Marah pertama, harusnya Anda masih ingat, di forum raker para gubernur dan bupati. Di Bali. Tiga bulan lalu. Panjang lebar. Keras sekali.
Marah kedua ini di Jakarta. Di Istana Presiden. Yakni, di pembukaan rapat kerja pengawasan BPKP "Badan Pengawasan Keuangan dan Pembangunan. Itulah lembaga yang mengawasi penggunaan dana APBN dan APBD.
Ketika kali pertama marah, Presiden Jokowi menetapkan target: pembelian barang dalam negeri harus mencapai Rp 400 triliun di akhir Mei 2022. Rupanya presiden baru saja mendapat laporan akhir Mei. Target itu meleset. Jauh. Baru tercapai sekitar Rp 180 triliun.
Alasan untuk meleset itu mestinya tidak ada. LKPP "Lembaga Kebijakan Pengadaan Barang/Jasa Pemerintah " sudah berubah. Tidak lagi sulit diakses seperti di masa lalu. LKPP sudah menyediakan katalog elektronik tiga kategori: nasional, sektoral, dan lokal.
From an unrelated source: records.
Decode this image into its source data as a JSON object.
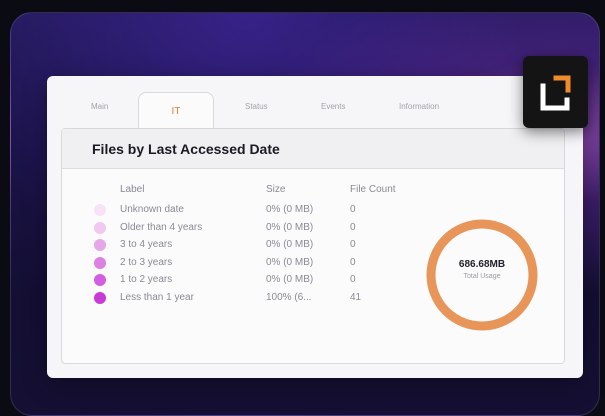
{
  "tabs": [
    "Main",
    "IT",
    "Status",
    "Events",
    "Information"
  ],
  "active_tab": "IT",
  "panel": {
    "title": "Files by Last Accessed Date"
  },
  "table": {
    "headers": {
      "label": "Label",
      "size": "Size",
      "count": "File Count"
    },
    "rows": [
      {
        "label": "Unknown date",
        "size": "0% (0 MB)",
        "count": "0",
        "color": "#f6e3f6"
      },
      {
        "label": "Older than 4 years",
        "size": "0% (0 MB)",
        "count": "0",
        "color": "#f0c8f0"
      },
      {
        "label": "3 to 4 years",
        "size": "0% (0 MB)",
        "count": "0",
        "color": "#e6a6ea"
      },
      {
        "label": "2 to 3 years",
        "size": "0% (0 MB)",
        "count": "0",
        "color": "#dc80e2"
      },
      {
        "label": "1 to 2 years",
        "size": "0% (0 MB)",
        "count": "0",
        "color": "#d35ee0"
      },
      {
        "label": "Less than 1 year",
        "size": "100% (6...",
        "count": "41",
        "color": "#c93bd6"
      }
    ]
  },
  "usage": {
    "value": "686.68MB",
    "label": "Total Usage",
    "ring_color": "#e8955a"
  },
  "logo": {
    "icon": "corner-bracket-logo-icon",
    "accent": "#f08c2a"
  }
}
”Sedih, ini uang rakyat, uang yang dikumpulkan dari pajak baik PPN, PPh badan, PPh perseorangan, PPh karyawan, dari pihak ekspor, dari MPB dikumpulkan dengan cara yang tidak mudah, kemudian belanjanya belanja produk impor, bodoh sekali,” ujar Jokowi secara virtual.
Itu memang pidato sehingga kalimatnya panjang. Saya tidak berani memendekkannya. Biar kelihatan orisinal. Begitulah cara presiden marah. Sampai kata paling sakti dikeluarkan: bodoh.
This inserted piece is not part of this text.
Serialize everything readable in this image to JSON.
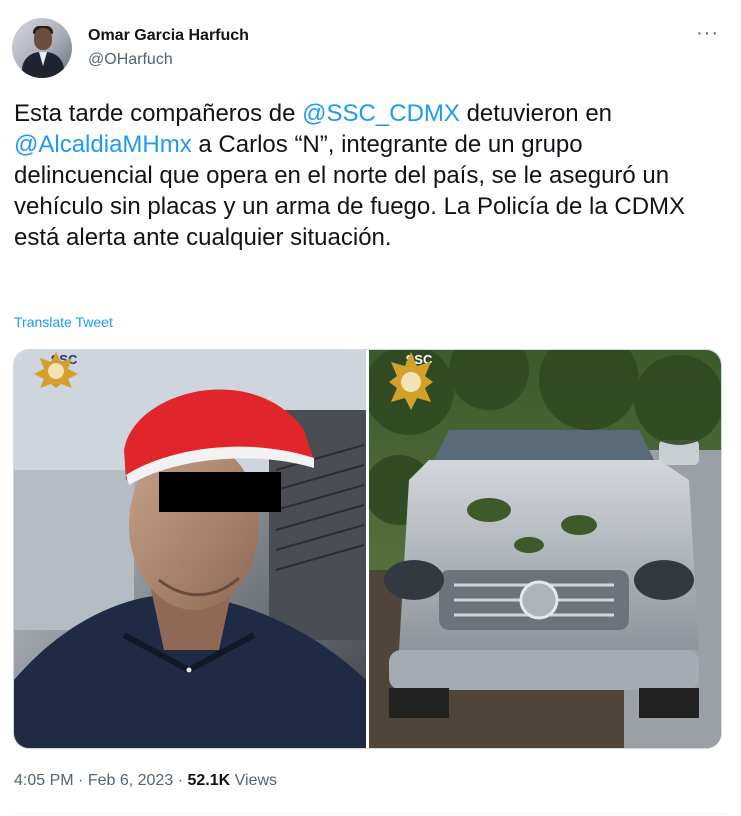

Dulu banyak instansi ragu untuk melakukan pembelian barang dan jasa. Takut terkena masalah hukum. Mereka pun sering konsultasi ke LKPP agar aman. Kini justru LKPP yang memayungi mereka. Kurang apa.
Katalog-katalog elektronik milik semua daerah sudah ”dicantolkan” ke katalog LKPP. Sampai-sampai sekarang ini katalog LKPP sudah mirip Tokopedia atau Bukalapak. Siapa saja boleh posting barang di LKPP. Tidak ada seleksi lagi. Tidak ada batasan waktu lagi.
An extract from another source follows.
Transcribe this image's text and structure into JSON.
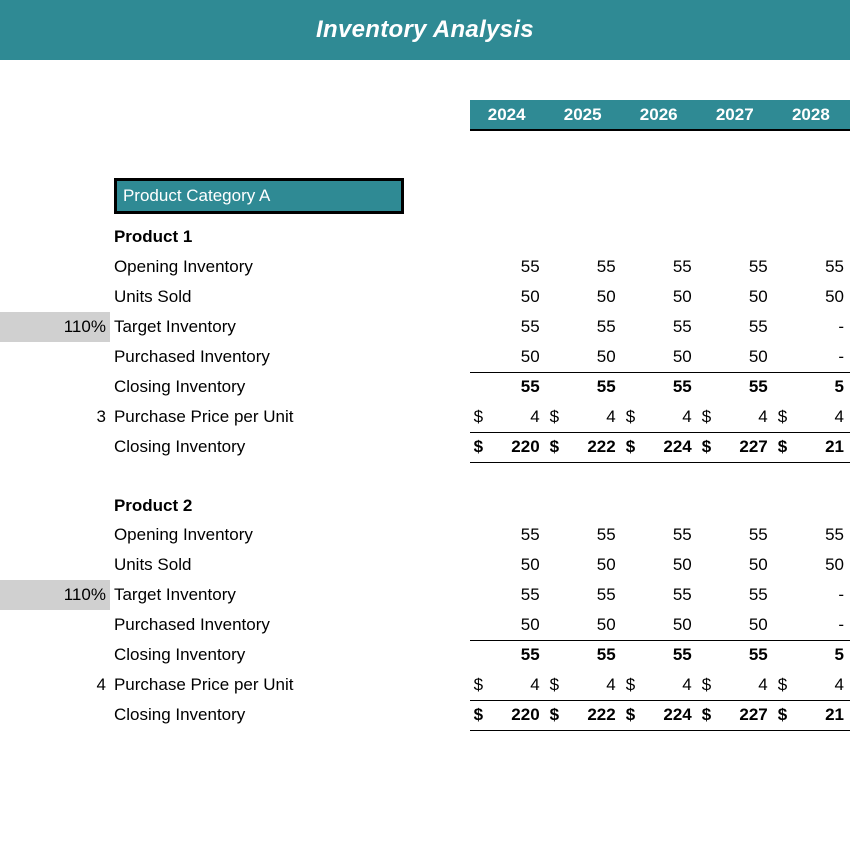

Dulu, untuk masuk katalog LKPP harus tunggu ”musim pendaftaran” dibuka. Kalau sudah tutup, harus tunggu pendaftaran tahun berikutnya. Kini, kapan saja Anda bisa posting barang dan jasa di situ.
Sejak LKPP dipimpin mantan Bupati Banyuwangi Azwar Anas, jumlah isi katalog itu ”meledak”. Persaingan antar pengusaha kian keras.
”Tingkat persaingan di e-katalog saat ini bisa 50 kali lebih keras daripada dua tahun lalu,” ujar pengusaha mebel Jakarta. Ia masuk e-katalog sejak lima tahun lalu. Sejak jauh sebelum dipimpin Anas.
Lucunya, atau boneknya, produk yang tidak punya sertifikat TKDN pun berani masuk e-katalog. TKDN adalah singkatan ”tingkat komponen dalam negeri”.
TKDN itu harus paling rendah 40 persen. Satu produk baru boleh disebut sebagai produk dalam negeri kalau ”unsur” impornya tidak lebih dari 60 persen.
Kian tinggi TKDN, kian prioritas untuk dibeli. Mestinya. Pun ketika harganya sedikit lebih mahal daripada yang impor.